Oleh: Nashila Mumtazah
CemerlangMedia.Com — Pilpres 2024 makin memanas. Jutaan pasang mata menyaksikan perhelatan kompetisi kekuasaan dan telah menjadi buah bibir publik, baik di dunia maya maupun di dunia nyata. Desas-desus capres-cawapres makin merah menyala, hal ini ditandai dengan menggeliatnya parpol-parpol dan massa pendukungnya yang saling menggaungkan keunggulan kandidat pilihannya di berbagai platform.
Di tengah panas-panasnya nuansa pesta politik, Menteri Agama Yaqut Cholil memperingatkan masyarakat agar jangan memilih calon pemimpin yang menggunakan agama sebagai alat politik untuk memperoleh kekuasaan. “Agama seharusnya dapat melindungi kepentingan seluruh umat. Artinya, umat Islam diajarkan agar menebarkan Islam sebagai rahmat untuk semesta alam. Bukan rahmatan lil islami, tok,” ujarnya. (Republika.com, 04-09-2023).
Paradigma Demokrasi
Pernyataan yang sekaligus berupa seruan dari Menteri Agama RI ini merupakan pernyataan yang keliru bahkan berpotensi menyesatkan umat. Bagaimana tidak, agama dikatakan sebagai alat politik untuk meraih kekuasaan. Seolah-olah agama Islam merupakan bagian dari taktik ampuh dalam memuluskan tujuan politik.
Sudah menjadi rahasia umum dalam demokrasi bahwa politik identitas itu ada, yang menjadikan agama sebagai topeng-topeng untuk meraih jabatan. Misal tiba-tiba bersorban, berkerudung, alim, sowan kepada para ulama-ulama. Jelas bahwa hal demikian itu sebuah kesalahan dan tidak bisa dimaklumi.
Hal itu tidak bisa dibenarkan karena menunjukkan sikap sentimental terhadap Islam dan politik. Memframing negatif Islam dengan pandangan yang jahat, seolah-olah jika Islam berkecimpung dalam perpolitikan akan membawa bencana dan problem yang dapat memecah belah persatuan umat. Padahal justru yang berbahaya ketika Islam dijauhkan dari perpolitikan.

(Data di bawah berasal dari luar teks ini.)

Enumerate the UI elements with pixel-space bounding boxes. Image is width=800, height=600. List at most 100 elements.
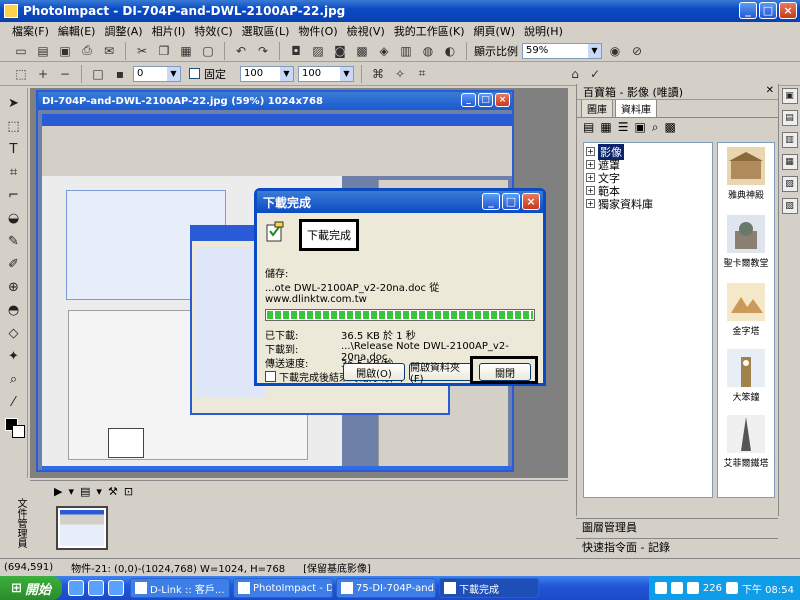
menu-effect[interactable]: 特效(C) [194, 23, 232, 39]
dropdown2-icon[interactable]: ▾ [96, 485, 102, 498]
undo-icon[interactable]: ↶ [232, 42, 250, 60]
new-icon[interactable]: ▭ [12, 42, 30, 60]
close-on-complete-checkbox[interactable] [265, 371, 276, 382]
tool-a-icon[interactable]: ⚒ [108, 485, 118, 498]
redo-icon[interactable]: ↷ [254, 42, 272, 60]
open-button[interactable]: 開啟(O) [343, 363, 405, 381]
menu-help[interactable]: 說明(H) [524, 23, 563, 39]
view-icon[interactable]: ▤ [80, 485, 90, 498]
media-icon[interactable] [88, 580, 104, 596]
menu-object[interactable]: 物件(O) [298, 23, 337, 39]
selection-tool-icon[interactable]: ⬚ [12, 65, 30, 83]
dropdown-icon[interactable]: ▾ [68, 485, 74, 498]
cut-icon[interactable]: ✂ [133, 42, 151, 60]
tray-volume-icon[interactable] [670, 582, 683, 594]
document-thumbnail[interactable] [56, 506, 108, 550]
select-tool-icon[interactable]: ⬚ [5, 117, 23, 135]
menu-view[interactable]: 檢視(V) [347, 23, 385, 39]
search-icon[interactable]: ⌕ [652, 120, 659, 135]
eyedropper-tool-icon[interactable]: ⁄ [5, 393, 23, 411]
magic-wand-icon[interactable]: ✧ [391, 65, 409, 83]
tray-security-icon[interactable] [686, 582, 699, 594]
ie-icon[interactable] [68, 580, 84, 596]
dialog-minimize-button[interactable]: _ [482, 193, 500, 210]
menu-adjust[interactable]: 調整(A) [104, 23, 142, 39]
doc-minimize-button[interactable]: _ [461, 93, 476, 107]
doc-close-button[interactable]: × [495, 93, 510, 107]
task-folder[interactable]: 75-DI-704P-and... [336, 578, 436, 598]
fill-tool-icon[interactable]: ◒ [5, 209, 23, 227]
properties-icon[interactable]: ▩ [665, 120, 676, 134]
panel-doc-icon[interactable]: ▥ [781, 132, 798, 148]
panel-mask-icon[interactable]: ▦ [781, 154, 798, 170]
mail-icon[interactable]: ✉ [100, 42, 118, 60]
delete-icon[interactable]: ▢ [199, 42, 217, 60]
soft-edge-icon[interactable]: ▪ [111, 65, 129, 83]
copy-icon[interactable]: ❐ [155, 42, 173, 60]
menu-workspace[interactable]: 我的工作區(K) [394, 23, 465, 39]
start-button[interactable]: ⊞ 開始 [0, 576, 62, 600]
grid-icon[interactable]: ▦ [600, 120, 611, 134]
paste-icon[interactable]: ▦ [177, 42, 195, 60]
menu-selection[interactable]: 選取區(L) [242, 23, 290, 39]
doc-maximize-button[interactable]: □ [478, 93, 493, 107]
panel-toggle-icon[interactable]: ▣ [781, 88, 798, 104]
scan-icon[interactable]: ▨ [309, 42, 327, 60]
print-icon[interactable]: ⎙ [78, 42, 96, 60]
capture-icon[interactable]: ◙ [331, 42, 349, 60]
transform-tool-icon[interactable]: ⌗ [5, 163, 23, 181]
menu-file[interactable]: 檔案(F) [12, 23, 49, 39]
open-folder-button[interactable]: 開啟資料夾(F) [409, 363, 473, 385]
clone-tool-icon[interactable]: ⊕ [5, 278, 23, 296]
panel-close-icon[interactable]: ✕ [766, 85, 774, 96]
task-dlink[interactable]: D-Link :: 客戶... [130, 578, 230, 598]
color-swatch[interactable] [3, 416, 25, 438]
gallery-item[interactable]: 大笨鐘 [723, 349, 769, 403]
value-field[interactable]: 0 ▼ [133, 65, 181, 82]
retouch-tool-icon[interactable]: ◓ [5, 301, 23, 319]
height-field[interactable]: 100 ▼ [298, 65, 354, 82]
transform-icon[interactable]: ⌗ [413, 65, 431, 83]
thumb-icon[interactable]: ▣ [634, 120, 645, 134]
help-icon[interactable]: ⊘ [628, 42, 646, 60]
panel-layer-icon[interactable]: ▤ [781, 110, 798, 126]
tab-gallery[interactable]: 圖庫 [581, 99, 613, 117]
open-icon[interactable]: ▤ [34, 42, 52, 60]
dialog-close-button[interactable]: × [522, 193, 540, 210]
panel-history-icon[interactable]: ▨ [781, 198, 798, 214]
desktop-icon[interactable] [108, 580, 124, 596]
minimize-button[interactable]: _ [739, 2, 757, 19]
close-button[interactable]: × [779, 2, 797, 19]
tray-network-icon[interactable] [654, 582, 667, 594]
subtract-icon[interactable]: − [56, 65, 74, 83]
lock-icon[interactable]: ⌂ [566, 65, 584, 83]
menu-photo[interactable]: 相片(I) [152, 23, 186, 39]
save-icon[interactable]: ▣ [56, 42, 74, 60]
library-icon[interactable]: ▤ [583, 120, 594, 134]
crop-tool-icon[interactable]: ⌐ [5, 186, 23, 204]
menu-web[interactable]: 網頁(W) [474, 23, 515, 39]
panel-effect-icon[interactable]: ▧ [781, 176, 798, 192]
fixed-checkbox[interactable] [189, 68, 200, 79]
path-tool-icon[interactable]: ✦ [5, 347, 23, 365]
menu-edit[interactable]: 編輯(E) [58, 23, 96, 39]
gallery-item[interactable]: 金字塔 [723, 283, 769, 337]
paint-tool-icon[interactable]: ✐ [5, 255, 23, 273]
zoom-select[interactable]: 59% ▼ [522, 42, 602, 59]
palette-icon[interactable]: ◐ [441, 42, 459, 60]
task-download[interactable]: 下載完成 [439, 578, 539, 598]
gallery-item[interactable]: 聖卡爾教堂 [723, 215, 769, 269]
pick-tool-icon[interactable]: ➤ [5, 94, 23, 112]
tree-item-exclusive[interactable]: + 獨家資料庫 [586, 197, 710, 211]
text-tool-icon[interactable]: T [5, 140, 23, 158]
rect-mode-icon[interactable]: □ [89, 65, 107, 83]
frame-icon[interactable]: ▥ [397, 42, 415, 60]
dialog-maximize-button[interactable]: □ [502, 193, 520, 210]
image-icon[interactable]: ▩ [353, 42, 371, 60]
layer-manager-bar[interactable]: 圖層管理員 [576, 518, 778, 534]
gallery-item[interactable]: 艾菲爾鐵塔 [723, 415, 769, 469]
zoom-tool-icon[interactable]: ⌕ [5, 370, 23, 388]
list-icon[interactable]: ☰ [618, 120, 629, 134]
clock[interactable]: 下午 08:54 [742, 581, 794, 596]
tab-library[interactable]: 資料庫 [615, 99, 657, 117]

Sejatinya, pangkal persoalannya bukanlah Islam, melainkan penerapan ideologi kapitalisme berakidah sekularisme (pemisahan agama dari kehidupan). Mulai dari perekrutan pemimpin yang keliru yang seringkali berujung pada sesuatu yang fatal, seperti biaya pencalonan yang mahal sehingga calon pemimpin harus berkoalisi dengan korporat asing dan aseng yang berujung pada hubungan bisnis kekuasaan serta peluang korupsi lebih besar.
Dari mekanisme perekrutan pemimpin seperti itu, apa yang bisa diharapkan oleh rakyat? Terbukti eksekutif dan legislatif sering kali melahirkan kebijakan yang diskriminatif dan tidak pro rakyat. Seperti UU Cipta Kerja, UU Minerba, rencana pembangunan IKN, kereta cepat Jakarta-Bandung, atau misalnya rencana pencabutan Pertalite untuk diganti Pertamax Green yang justru lebih mahal.

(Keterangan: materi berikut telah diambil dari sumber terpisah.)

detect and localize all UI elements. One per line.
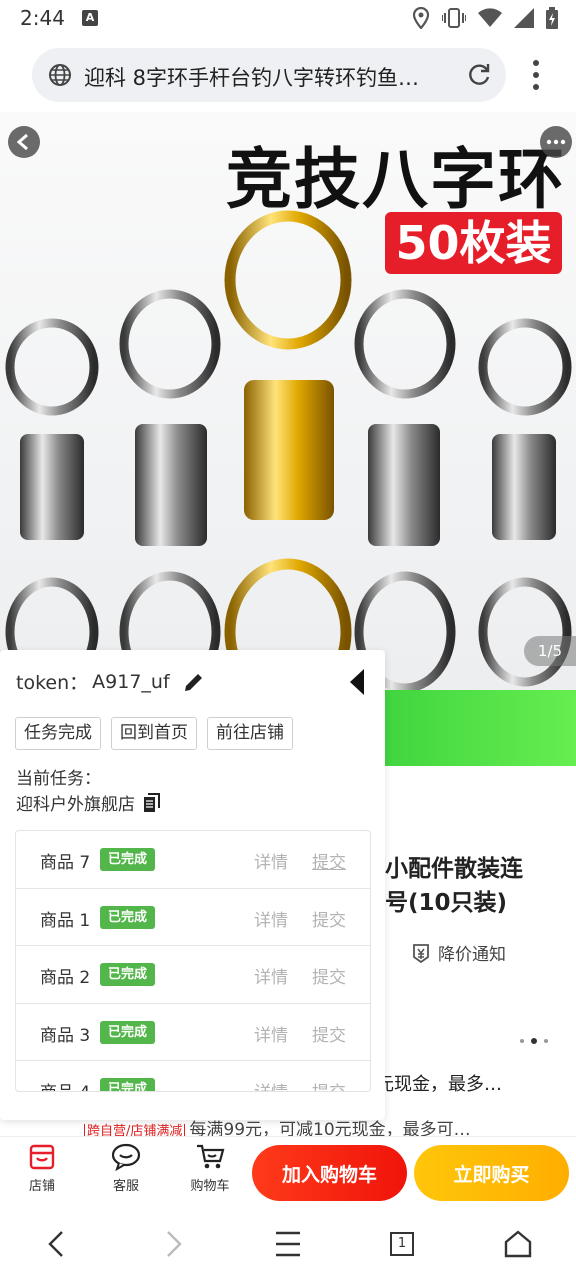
back-nav-icon[interactable]	[44, 1228, 68, 1260]
service-label: 客服	[112, 1179, 139, 1194]
home-icon[interactable]	[504, 1228, 532, 1260]
product-image[interactable]: 竞技八字环 50枚装 1/5	[0, 112, 576, 690]
detail-link[interactable]: 详情	[254, 906, 288, 931]
collapse-panel-icon[interactable]	[348, 668, 366, 696]
status-badge: 已完成	[100, 1078, 156, 1091]
submit-link[interactable]: 提交	[312, 1021, 346, 1046]
cart-label: 购物车	[190, 1179, 230, 1194]
status-icons	[412, 6, 558, 30]
row-name: 商品 7	[40, 853, 91, 873]
hero-badge: 50枚装	[385, 212, 562, 274]
yen-icon	[413, 943, 429, 963]
notification-a-icon: A	[82, 10, 98, 26]
image-counter: 1/5	[524, 636, 576, 666]
status-time: 2:44	[20, 6, 65, 30]
task-done-button[interactable]: 任务完成	[15, 717, 101, 750]
url-title[interactable]: 迎科 8字环手杆台钓八字转环钓鱼…	[84, 62, 456, 92]
wifi-icon	[478, 8, 502, 27]
submit-link[interactable]: 提交	[312, 906, 346, 931]
token-label: token：	[16, 672, 89, 694]
current-task-name: 迎科户外旗舰店	[16, 795, 135, 815]
more-icon[interactable]	[540, 126, 572, 158]
more-vert-icon[interactable]	[526, 58, 546, 92]
status-bar: 2:44 A	[0, 0, 576, 36]
url-bar[interactable]: 迎科 8字环手杆台钓八字转环钓鱼…	[32, 48, 506, 102]
panel-buttons: 任务完成 回到首页 前往店铺	[15, 717, 293, 750]
cart-button[interactable]: 购物车	[180, 1143, 240, 1194]
system-nav-bar: 1	[0, 1208, 576, 1280]
token-value: A917_uf	[92, 670, 170, 693]
back-icon[interactable]	[8, 126, 40, 158]
row-name: 商品 2	[40, 968, 91, 988]
price-notify-label: 降价通知	[438, 945, 506, 965]
add-to-cart-button[interactable]: 加入购物车	[252, 1145, 407, 1201]
product-title-line1: 小配件散装连	[385, 856, 523, 882]
service-button[interactable]: 客服	[96, 1143, 156, 1194]
copy-icon[interactable]	[143, 792, 161, 813]
row-name: 商品 3	[40, 1025, 91, 1046]
product-title: 小配件散装连 号(10只装)	[385, 852, 575, 920]
table-row: 商品 3 已完成 详情 提交	[16, 1004, 370, 1061]
table-row: 商品 4 已完成 详情 提交	[16, 1061, 370, 1091]
shop-label: 店铺	[28, 1179, 55, 1194]
carousel-dots-icon	[520, 1038, 548, 1044]
tabs-button[interactable]: 1	[390, 1232, 414, 1256]
hero-title: 竞技八字环	[226, 141, 566, 218]
row-name: 商品 1	[40, 910, 91, 931]
chat-icon	[111, 1143, 141, 1171]
location-icon	[412, 7, 430, 29]
menu-icon[interactable]	[274, 1228, 302, 1260]
promo-banner[interactable]	[370, 690, 576, 766]
price-notify-button[interactable]: 降价通知	[410, 940, 506, 965]
cart-icon	[197, 1144, 225, 1169]
battery-icon	[546, 7, 558, 29]
coupon-text: 元现金，最多…	[376, 1074, 502, 1095]
current-task-name-row: 迎科户外旗舰店	[16, 790, 161, 815]
detail-link[interactable]: 详情	[254, 1078, 288, 1091]
status-badge: 已完成	[100, 905, 156, 929]
edit-pencil-icon[interactable]	[182, 670, 206, 694]
reload-icon[interactable]	[466, 62, 492, 88]
token-row: token： A917_uf	[16, 668, 206, 695]
table-row: 商品 7 已完成 详情 提交	[16, 831, 370, 889]
go-shop-button[interactable]: 前往店铺	[207, 717, 293, 750]
detail-link[interactable]: 详情	[254, 1021, 288, 1046]
shop-button[interactable]: 店铺	[12, 1143, 72, 1194]
detail-link[interactable]: 详情	[254, 848, 288, 873]
tab-count: 1	[397, 1236, 407, 1251]
table-row: 商品 1 已完成 详情 提交	[16, 889, 370, 946]
status-badge: 已完成	[100, 848, 156, 871]
submit-link[interactable]: 提交	[312, 1078, 346, 1091]
action-bar: 店铺 客服 购物车 加入购物车 立即购买	[0, 1136, 576, 1208]
task-list[interactable]: 商品 7 已完成 详情 提交 商品 1 已完成 详情 提交 商品 2 已完成 详…	[15, 830, 371, 1092]
row-name: 商品 4	[40, 1078, 90, 1091]
task-panel: token： A917_uf 任务完成 回到首页 前往店铺 当前任务： 迎科户外…	[0, 650, 385, 1120]
forward-nav-icon[interactable]	[162, 1228, 186, 1260]
globe-icon	[49, 64, 71, 86]
status-badge: 已完成	[100, 1020, 156, 1044]
detail-link[interactable]: 详情	[254, 963, 288, 988]
table-row: 商品 2 已完成 详情 提交	[16, 946, 370, 1004]
submit-link[interactable]: 提交	[312, 963, 346, 988]
status-badge: 已完成	[100, 963, 156, 986]
vibrate-icon	[442, 8, 466, 28]
product-title-line2: 号(10只装)	[385, 890, 508, 916]
signal-icon	[514, 8, 534, 28]
buy-now-button[interactable]: 立即购买	[414, 1145, 569, 1201]
submit-link[interactable]: 提交	[312, 848, 346, 873]
shop-icon	[29, 1144, 55, 1170]
current-task-label: 当前任务：	[16, 769, 101, 789]
go-home-button[interactable]: 回到首页	[111, 717, 197, 750]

Menurut ekonom senior, Raden Pardede, ia memperkirakan dana belanja politisi sampai Pemilu nanti akan mencapai Rp200 triliun. Ia juga memastikan hal ini selalu terjadi saat tahun politik. Tentu dalam pesta politik demokrasi tidak akan ada istilah makan siang gratis. Semua tentang cuan untuk mengisi kantong-kantong kapitalis.
Paradigma Islam
Sesungguhnya penyebab satu dari sekian kerusakan yang muncul hari ini merupakan dampak dari penerapan ideologi yang salah. Dan ini sangat berbeda dengan Islam. Islam merupakan agama yang diridai oleh Allah, di dalamnya terdapat cakupan aturan hidup. Ketika menjalankan kehidupan dipasangkan dengan aturan agama termasuk dalam perpolitikan, maka output-nya dapat memberikan rasa aman dan nyaman, baik dalam sekup individu maupun bernegara. Hal ini terbukti pada masa kejayaannya, yakni kala Islam menjadi sistem kehidupan, semua kasta dan kalangan merasakan Islam yang rahmatan lil ‘alamin.

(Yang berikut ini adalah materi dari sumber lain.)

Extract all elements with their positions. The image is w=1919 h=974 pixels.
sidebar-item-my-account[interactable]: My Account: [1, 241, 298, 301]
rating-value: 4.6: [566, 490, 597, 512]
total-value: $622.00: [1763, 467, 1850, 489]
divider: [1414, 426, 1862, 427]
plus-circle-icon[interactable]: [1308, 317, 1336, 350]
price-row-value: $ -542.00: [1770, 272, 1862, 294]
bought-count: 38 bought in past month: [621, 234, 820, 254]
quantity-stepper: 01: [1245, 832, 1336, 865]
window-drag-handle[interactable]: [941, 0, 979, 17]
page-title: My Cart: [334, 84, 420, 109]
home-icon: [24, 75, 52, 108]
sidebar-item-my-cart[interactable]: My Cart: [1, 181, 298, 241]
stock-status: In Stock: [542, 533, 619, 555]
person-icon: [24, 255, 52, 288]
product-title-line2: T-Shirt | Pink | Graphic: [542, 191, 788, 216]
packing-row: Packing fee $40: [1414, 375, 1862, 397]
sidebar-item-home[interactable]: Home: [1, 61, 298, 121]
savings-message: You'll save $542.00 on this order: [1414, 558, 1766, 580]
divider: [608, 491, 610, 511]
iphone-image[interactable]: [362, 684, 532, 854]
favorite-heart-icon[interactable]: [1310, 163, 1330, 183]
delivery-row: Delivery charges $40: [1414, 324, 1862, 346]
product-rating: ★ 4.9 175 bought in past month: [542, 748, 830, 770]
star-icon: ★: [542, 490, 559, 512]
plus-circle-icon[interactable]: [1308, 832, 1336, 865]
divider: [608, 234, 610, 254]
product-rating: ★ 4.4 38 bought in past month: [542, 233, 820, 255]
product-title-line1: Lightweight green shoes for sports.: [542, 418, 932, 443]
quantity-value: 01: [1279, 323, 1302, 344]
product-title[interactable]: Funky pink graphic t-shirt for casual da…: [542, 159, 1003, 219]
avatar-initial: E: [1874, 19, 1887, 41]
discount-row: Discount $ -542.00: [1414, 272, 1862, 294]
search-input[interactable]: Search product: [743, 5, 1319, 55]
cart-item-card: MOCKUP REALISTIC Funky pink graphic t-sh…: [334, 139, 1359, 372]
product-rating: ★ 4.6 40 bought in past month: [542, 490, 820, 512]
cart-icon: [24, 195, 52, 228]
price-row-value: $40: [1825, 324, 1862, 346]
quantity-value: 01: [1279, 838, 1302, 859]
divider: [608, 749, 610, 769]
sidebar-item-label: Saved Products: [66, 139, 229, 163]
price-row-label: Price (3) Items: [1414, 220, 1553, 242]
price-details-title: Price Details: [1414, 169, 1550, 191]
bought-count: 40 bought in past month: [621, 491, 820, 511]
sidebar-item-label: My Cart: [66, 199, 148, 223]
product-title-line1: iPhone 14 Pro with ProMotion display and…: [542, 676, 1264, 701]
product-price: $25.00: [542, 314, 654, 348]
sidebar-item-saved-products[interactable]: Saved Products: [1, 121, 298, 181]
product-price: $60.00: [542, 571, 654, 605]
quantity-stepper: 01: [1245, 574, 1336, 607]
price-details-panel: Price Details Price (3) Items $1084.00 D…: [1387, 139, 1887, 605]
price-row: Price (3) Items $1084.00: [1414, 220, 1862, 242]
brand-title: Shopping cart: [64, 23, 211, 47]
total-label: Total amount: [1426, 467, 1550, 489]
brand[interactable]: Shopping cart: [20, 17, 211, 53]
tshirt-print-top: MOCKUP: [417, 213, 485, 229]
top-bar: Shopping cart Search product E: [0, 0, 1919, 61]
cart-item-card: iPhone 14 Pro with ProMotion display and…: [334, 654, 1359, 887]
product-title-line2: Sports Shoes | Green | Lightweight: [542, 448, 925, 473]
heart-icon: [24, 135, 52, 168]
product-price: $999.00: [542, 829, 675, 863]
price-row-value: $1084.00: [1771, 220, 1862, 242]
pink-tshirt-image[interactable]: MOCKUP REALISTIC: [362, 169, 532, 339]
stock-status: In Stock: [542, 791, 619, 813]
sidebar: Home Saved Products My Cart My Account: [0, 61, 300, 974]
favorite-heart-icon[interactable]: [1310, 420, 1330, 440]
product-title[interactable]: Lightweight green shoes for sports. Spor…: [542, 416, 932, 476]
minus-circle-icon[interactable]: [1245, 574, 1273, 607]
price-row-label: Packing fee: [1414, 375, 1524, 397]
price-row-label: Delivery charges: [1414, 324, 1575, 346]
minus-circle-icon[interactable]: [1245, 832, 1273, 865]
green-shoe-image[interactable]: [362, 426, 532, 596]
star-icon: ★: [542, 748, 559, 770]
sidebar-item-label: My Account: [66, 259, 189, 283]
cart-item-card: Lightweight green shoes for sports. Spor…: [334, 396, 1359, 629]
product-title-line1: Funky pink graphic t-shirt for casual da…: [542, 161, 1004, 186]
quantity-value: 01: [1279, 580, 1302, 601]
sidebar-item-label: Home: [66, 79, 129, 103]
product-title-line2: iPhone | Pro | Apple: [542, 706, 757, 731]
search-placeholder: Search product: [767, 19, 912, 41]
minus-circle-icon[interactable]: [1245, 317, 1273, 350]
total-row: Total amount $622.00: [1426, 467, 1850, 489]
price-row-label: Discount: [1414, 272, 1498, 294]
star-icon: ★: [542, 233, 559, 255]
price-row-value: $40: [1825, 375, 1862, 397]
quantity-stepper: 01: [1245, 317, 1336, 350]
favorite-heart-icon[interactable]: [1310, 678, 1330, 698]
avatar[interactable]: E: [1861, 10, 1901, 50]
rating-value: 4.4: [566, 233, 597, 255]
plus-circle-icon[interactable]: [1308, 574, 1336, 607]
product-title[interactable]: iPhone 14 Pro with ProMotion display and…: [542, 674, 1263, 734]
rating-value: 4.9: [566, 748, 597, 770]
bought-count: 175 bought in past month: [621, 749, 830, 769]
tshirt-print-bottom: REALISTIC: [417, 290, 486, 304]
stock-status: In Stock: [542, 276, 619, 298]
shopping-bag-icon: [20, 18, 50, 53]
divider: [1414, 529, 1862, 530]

Islam memandang bahwa agama dan negara adalah dua entitas yang sama-sama berfungsi bagi kehidupan manusia. Politik merupakan bagian dari ajaran Islam dan politik merupakan bagian dari mengurusi urusan umat, seperti yang diungkapkan oleh Imam al Ghazali, “Agama dan kekuasaan adalah dua saudara kembar. Agama adalah fondasi dan kekuasaan atau negara adalah penjaganya. Segala sesuatu yang tidak berfondasi niscaya akan runtuh dan segalah sesuatu yang tidak berpenjaga niscaya akan hilang dan lenyap.”